P’Heights to get protection?

Prospect Heights has joined its better-known upscale neighbor Park Slope as Brooklyn’s latest historic district.

On Tuesday, the Landmarks Preservation Commission voted unanimously to turn the 850-building area into a protected historical landmark.

The vote capped an exhaustive, six-month survey — and was well-deserved for the often-overshadowed neighborhood, explained Commission Chairman Robert Tierney.

“It’s a great day for New York City,” Tierney proclaimed.

The district stretches from Flatbush Avenue to Washington Avenue and from Eastern Parkway to Atlantic Avenue — up to, but not including, Bruce Ratner’s proposed mega-development, formerly known as Atlantic Yards until this week’s announcement that most of the project had been tabled (see page 1).

At the start of the landmarking process, locals worried that the massive project, as well as the neighborhood’s many deep lots, would encourage high-rise construction that would overwhelm the mostly low-rise feel of the historic area.

Prospect Height’s is one of Brooklyn’s oldest and most architecturally fascinating neighborhoods, boasting a mix of rowhouses built throughout the 19th century.

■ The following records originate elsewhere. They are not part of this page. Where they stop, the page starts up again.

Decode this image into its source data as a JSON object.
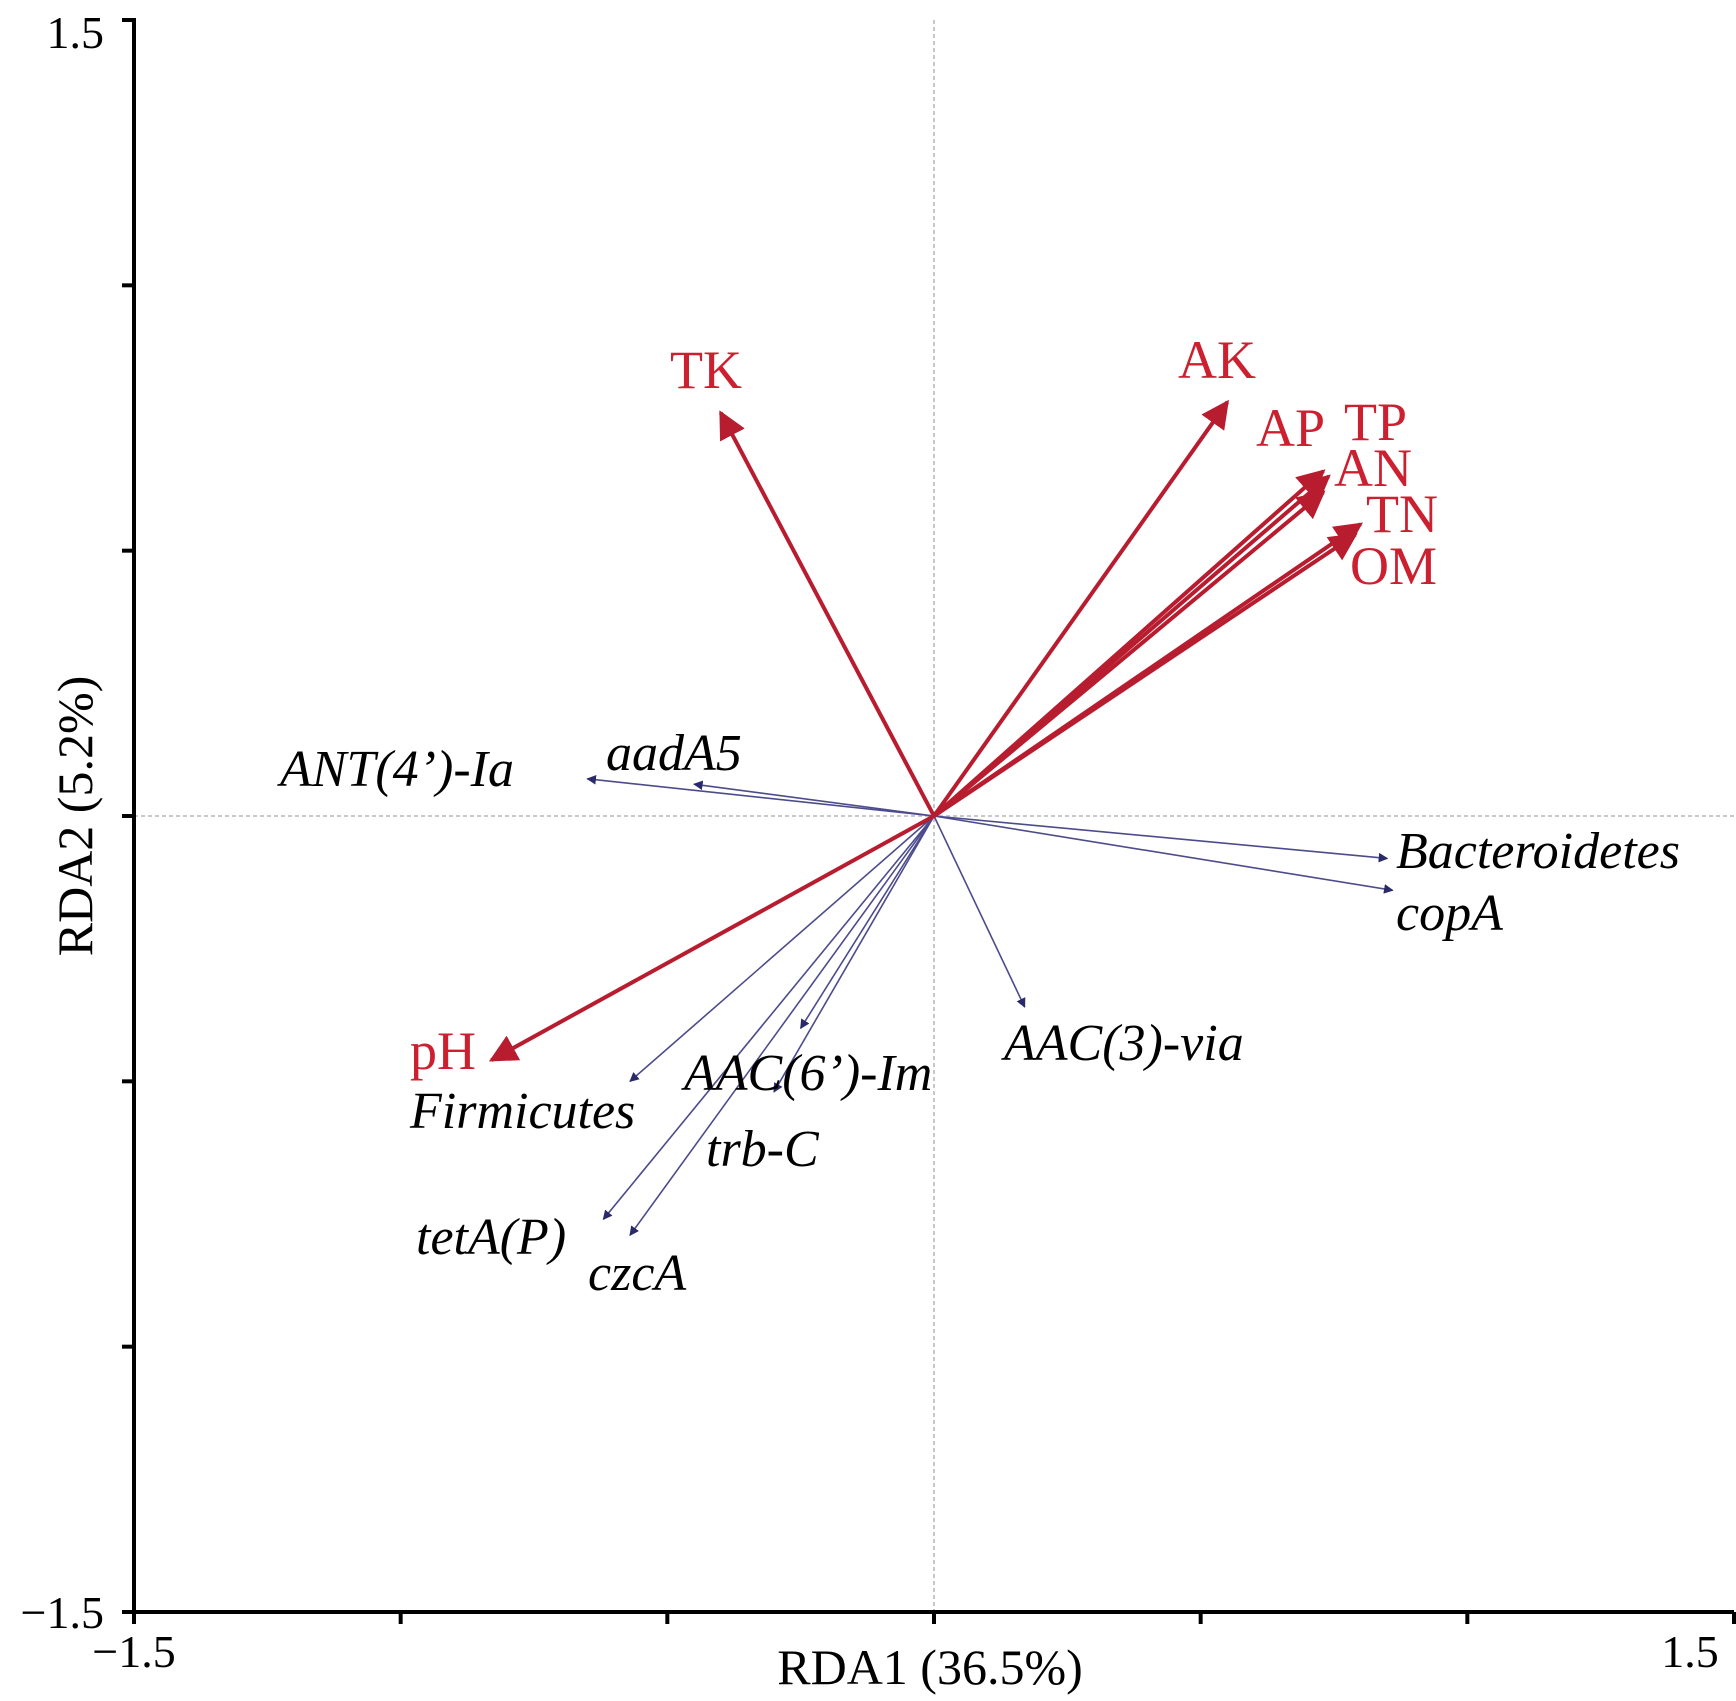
{
  "chart_data": {
    "type": "scatter",
    "subtype": "rda-biplot",
    "title": "",
    "xlabel": "RDA1 (36.5%)",
    "ylabel": "RDA2 (5.2%)",
    "xlim": [
      -1.5,
      1.5
    ],
    "ylim": [
      -1.5,
      1.5
    ],
    "x_tick_labels": [
      "−1.5",
      "1.5"
    ],
    "y_tick_labels": [
      "1.5",
      "−1.5"
    ],
    "grid": false,
    "zero_lines": true,
    "series": [
      {
        "name": "",
        "kind": "environmental-vectors",
        "color": "#b81c2f",
        "points": [
          {
            "label": "TK",
            "x": -0.4,
            "y": 0.76
          },
          {
            "label": "AK",
            "x": 0.55,
            "y": 0.78
          },
          {
            "label": "AP",
            "x": 0.73,
            "y": 0.65
          },
          {
            "label": "TP",
            "x": 0.74,
            "y": 0.64
          },
          {
            "label": "AN",
            "x": 0.73,
            "y": 0.61
          },
          {
            "label": "TN",
            "x": 0.8,
            "y": 0.55
          },
          {
            "label": "OM",
            "x": 0.79,
            "y": 0.53
          },
          {
            "label": "pH",
            "x": -0.83,
            "y": -0.46
          }
        ]
      },
      {
        "name": "",
        "kind": "gene-taxa-vectors",
        "color": "#4c4c8c",
        "points": [
          {
            "label": "ANT(4’)-Ia",
            "x": -0.65,
            "y": 0.07
          },
          {
            "label": "aadA5",
            "x": -0.45,
            "y": 0.06
          },
          {
            "label": "Bacteroidetes",
            "x": 0.85,
            "y": -0.08
          },
          {
            "label": "copA",
            "x": 0.86,
            "y": -0.14
          },
          {
            "label": "AAC(3)-via",
            "x": 0.17,
            "y": -0.36
          },
          {
            "label": "AAC(6’)-Im",
            "x": -0.25,
            "y": -0.4
          },
          {
            "label": "trb-C",
            "x": -0.3,
            "y": -0.52
          },
          {
            "label": "Firmicutes",
            "x": -0.57,
            "y": -0.5
          },
          {
            "label": "tetA(P)",
            "x": -0.62,
            "y": -0.76
          },
          {
            "label": "czcA",
            "x": -0.57,
            "y": -0.79
          }
        ]
      }
    ]
  }
}
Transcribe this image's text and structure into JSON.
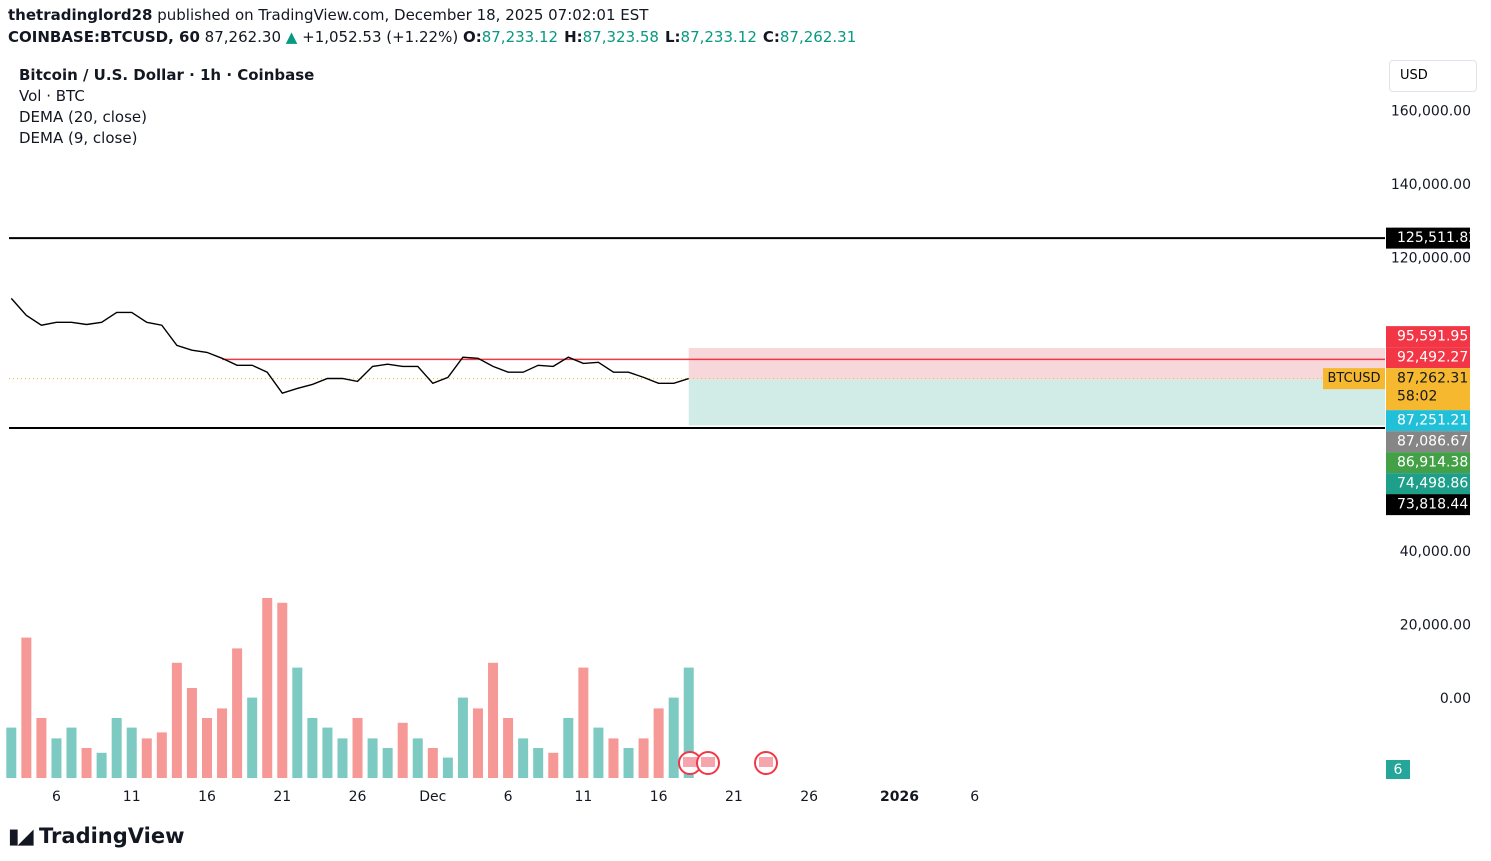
{
  "header": {
    "author": "thetradinglord28",
    "published": "published on TradingView.com, December 18, 2025 07:02:01 EST",
    "symbol": "COINBASE:BTCUSD, 60",
    "last": "87,262.30",
    "arrow": "▲",
    "change": "+1,052.53 (+1.22%)",
    "ohlc": [
      {
        "key": "O:",
        "value": "87,233.12"
      },
      {
        "key": "H:",
        "value": "87,323.58"
      },
      {
        "key": "L:",
        "value": "87,233.12"
      },
      {
        "key": "C:",
        "value": "87,262.31"
      }
    ]
  },
  "currency": "USD",
  "logo": "TradingView",
  "chart_data": {
    "type": "line",
    "title": "Bitcoin / U.S. Dollar · 1h · Coinbase",
    "indicators": [
      "Vol · BTC",
      "DEMA (20, close)",
      "DEMA (9, close)"
    ],
    "x": [
      "2025-11-03",
      "2025-11-04",
      "2025-11-05",
      "2025-11-06",
      "2025-11-07",
      "2025-11-08",
      "2025-11-09",
      "2025-11-10",
      "2025-11-11",
      "2025-11-12",
      "2025-11-13",
      "2025-11-14",
      "2025-11-15",
      "2025-11-16",
      "2025-11-17",
      "2025-11-18",
      "2025-11-19",
      "2025-11-20",
      "2025-11-21",
      "2025-11-22",
      "2025-11-23",
      "2025-11-24",
      "2025-11-25",
      "2025-11-26",
      "2025-11-27",
      "2025-11-28",
      "2025-11-29",
      "2025-11-30",
      "2025-12-01",
      "2025-12-02",
      "2025-12-03",
      "2025-12-04",
      "2025-12-05",
      "2025-12-06",
      "2025-12-07",
      "2025-12-08",
      "2025-12-09",
      "2025-12-10",
      "2025-12-11",
      "2025-12-12",
      "2025-12-13",
      "2025-12-14",
      "2025-12-15",
      "2025-12-16",
      "2025-12-17",
      "2025-12-18"
    ],
    "series": [
      {
        "name": "BTCUSD",
        "color": "#000000",
        "values": [
          109100,
          104500,
          101800,
          102600,
          102600,
          102000,
          102600,
          105300,
          105300,
          102600,
          101800,
          96300,
          95000,
          94400,
          92800,
          90900,
          90900,
          89000,
          83300,
          84600,
          85700,
          87300,
          87300,
          86500,
          90600,
          91200,
          90600,
          90600,
          86000,
          87600,
          93100,
          92800,
          90600,
          89000,
          89000,
          90900,
          90600,
          93100,
          91400,
          91700,
          89000,
          89000,
          87600,
          86000,
          86000,
          87262.3
        ]
      }
    ],
    "volume": {
      "values": [
        420,
        1170,
        500,
        330,
        420,
        250,
        210,
        500,
        420,
        330,
        380,
        960,
        750,
        500,
        580,
        1080,
        670,
        1500,
        1460,
        920,
        500,
        420,
        330,
        500,
        330,
        250,
        460,
        330,
        250,
        170,
        670,
        580,
        960,
        500,
        330,
        250,
        210,
        500,
        920,
        420,
        330,
        250,
        330,
        580,
        670,
        920
      ],
      "vlim": [
        0,
        1500
      ],
      "up_color": "#26a69a",
      "down_color": "#ef5350",
      "last_label": "6"
    },
    "xlim": [
      "2025-11-02T06:00:00Z",
      "2026-02-02T06:00:00Z"
    ],
    "xticks": [
      {
        "value": "2025-11-06",
        "label": "6"
      },
      {
        "value": "2025-11-11",
        "label": "11"
      },
      {
        "value": "2025-11-16",
        "label": "16"
      },
      {
        "value": "2025-11-21",
        "label": "21"
      },
      {
        "value": "2025-11-26",
        "label": "26"
      },
      {
        "value": "2025-12-01",
        "label": "Dec"
      },
      {
        "value": "2025-12-06",
        "label": "6"
      },
      {
        "value": "2025-12-11",
        "label": "11"
      },
      {
        "value": "2025-12-16",
        "label": "16"
      },
      {
        "value": "2025-12-21",
        "label": "21"
      },
      {
        "value": "2025-12-26",
        "label": "26"
      },
      {
        "value": "2026-01-01",
        "label": "2026"
      },
      {
        "value": "2026-01-06",
        "label": "6"
      }
    ],
    "ylim": [
      -22000,
      174000
    ],
    "yticks": [
      {
        "value": 160000,
        "label": "160,000.00"
      },
      {
        "value": 140000,
        "label": "140,000.00"
      },
      {
        "value": 120000,
        "label": "120,000.00"
      },
      {
        "value": 40000,
        "label": "40,000.00"
      },
      {
        "value": 20000,
        "label": "20,000.00"
      },
      {
        "value": 0,
        "label": "0.00"
      }
    ],
    "price_labels": [
      {
        "value": 125511.82,
        "label": "125,511.82",
        "color": "#000000",
        "line": "full"
      },
      {
        "value": 95591.95,
        "label": "95,591.95",
        "color": "#f23645"
      },
      {
        "value": 92492.27,
        "label": "92,492.27",
        "color": "#f23645",
        "line": "2025-11-17"
      },
      {
        "value": 87262.31,
        "label": "87,262.31",
        "color": "#f5b82e",
        "countdown": "58:02",
        "line": "dotted"
      },
      {
        "value": 87251.21,
        "label": "87,251.21",
        "color": "#22c0d8"
      },
      {
        "value": 87086.67,
        "label": "87,086.67",
        "color": "#868686"
      },
      {
        "value": 86914.38,
        "label": "86,914.38",
        "color": "#43a047"
      },
      {
        "value": 74498.86,
        "label": "74,498.86",
        "color": "#1e9f8a"
      },
      {
        "value": 73818.44,
        "label": "73,818.44",
        "color": "#000000",
        "line": "full"
      }
    ],
    "position": {
      "start": "2025-12-18",
      "stop": 95591.95,
      "entry": 87086.67,
      "target": 74498.86,
      "stop_color": "#f8d7da",
      "target_color": "#d1ebe6"
    }
  }
}
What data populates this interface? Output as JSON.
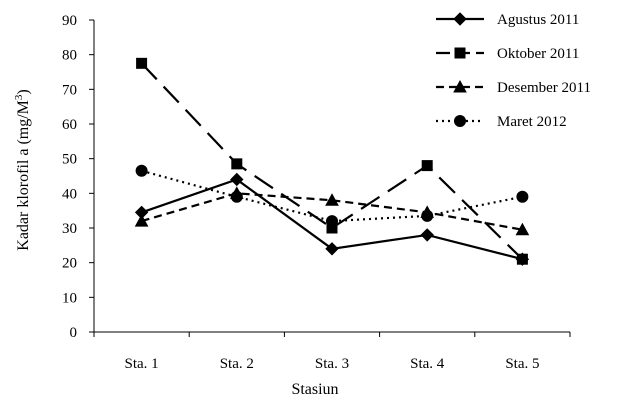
{
  "chart_data": {
    "type": "line",
    "xlabel": "Stasiun",
    "ylabel": {
      "prefix": "Kadar klorofil a (mg/M",
      "superscript": "3",
      "suffix": ")"
    },
    "categories": [
      "Sta. 1",
      "Sta. 2",
      "Sta. 3",
      "Sta. 4",
      "Sta. 5"
    ],
    "ylim": [
      0,
      90
    ],
    "yticks": [
      0,
      10,
      20,
      30,
      40,
      50,
      60,
      70,
      80,
      90
    ],
    "grid": false,
    "legend_position": "top-right",
    "series": [
      {
        "name": "Agustus 2011",
        "values": [
          34.5,
          44,
          24,
          28,
          21
        ],
        "marker": "diamond",
        "line_style": "solid",
        "color": "#000000"
      },
      {
        "name": "Oktober 2011",
        "values": [
          77.5,
          48.5,
          30,
          48,
          21
        ],
        "marker": "square",
        "line_style": "long-dash",
        "color": "#000000"
      },
      {
        "name": "Desember 2011",
        "values": [
          32,
          40,
          38,
          34.5,
          29.5
        ],
        "marker": "triangle",
        "line_style": "short-dash",
        "color": "#000000"
      },
      {
        "name": "Maret 2012",
        "values": [
          46.5,
          39,
          32,
          33.5,
          39
        ],
        "marker": "circle",
        "line_style": "dotted",
        "color": "#000000"
      }
    ]
  }
}
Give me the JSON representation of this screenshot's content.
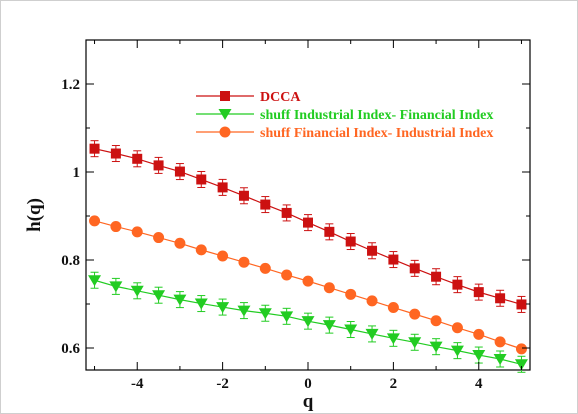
{
  "chart_data": {
    "type": "line",
    "title": "",
    "xlabel": "q",
    "ylabel": "h(q)",
    "xlim": [
      -5.2,
      5.2
    ],
    "ylim": [
      0.55,
      1.3
    ],
    "x_ticks": [
      -4,
      -2,
      0,
      2,
      4
    ],
    "x_tick_labels": [
      "-4",
      "-2",
      "0",
      "2",
      "4"
    ],
    "y_ticks": [
      0.6,
      0.8,
      1.0,
      1.2
    ],
    "y_tick_labels": [
      "0.6",
      "0.8",
      "1",
      "1.2"
    ],
    "grid": false,
    "legend_position": "top-center",
    "x": [
      -5,
      -4.5,
      -4,
      -3.5,
      -3,
      -2.5,
      -2,
      -1.5,
      -1,
      -0.5,
      0,
      0.5,
      1,
      1.5,
      2,
      2.5,
      3,
      3.5,
      4,
      4.5,
      5
    ],
    "series": [
      {
        "name": "DCCA",
        "color": "#cc1111",
        "marker": "square",
        "error_bars": true,
        "values": [
          1.053,
          1.042,
          1.03,
          1.015,
          1.001,
          0.983,
          0.965,
          0.946,
          0.926,
          0.907,
          0.885,
          0.864,
          0.842,
          0.821,
          0.801,
          0.781,
          0.762,
          0.744,
          0.727,
          0.713,
          0.699
        ]
      },
      {
        "name": "shuff Industrial Index- Financial Index",
        "color": "#22cc22",
        "marker": "triangle-down",
        "error_bars": true,
        "values": [
          0.754,
          0.74,
          0.73,
          0.72,
          0.71,
          0.701,
          0.693,
          0.685,
          0.679,
          0.672,
          0.661,
          0.652,
          0.642,
          0.632,
          0.622,
          0.613,
          0.603,
          0.594,
          0.584,
          0.575,
          0.563
        ]
      },
      {
        "name": "shuff Financial Index- Industrial Index",
        "color": "#ff6622",
        "marker": "circle",
        "error_bars": false,
        "values": [
          0.889,
          0.876,
          0.864,
          0.851,
          0.838,
          0.823,
          0.809,
          0.795,
          0.781,
          0.766,
          0.752,
          0.737,
          0.722,
          0.707,
          0.692,
          0.677,
          0.662,
          0.646,
          0.631,
          0.614,
          0.598
        ]
      }
    ]
  }
}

The neighborhood’s two oldest buildings are on Carlton Avenue between St. Marks Avenue and Bergen Street, and date back to at least the 1850s.

The district also includes a series of Neo-Grec rowhouses built in the 1860s and ’70s, as well as Romanesque and Renaissance Revival houses from the 1880s and ’90s.

But old buildings aren’t the only thing that the neighborhood has going for it, said Tierney.

“Prospect Heights is among Brooklyn’s most distinguished cohesive neighborhoods because of its architectural integrity and diversity, scale, tree-lined streets and residential character,” the chairman said.

This week’s vote followed a public hearing last October at which no one spoke against the designation, which is rare in this city.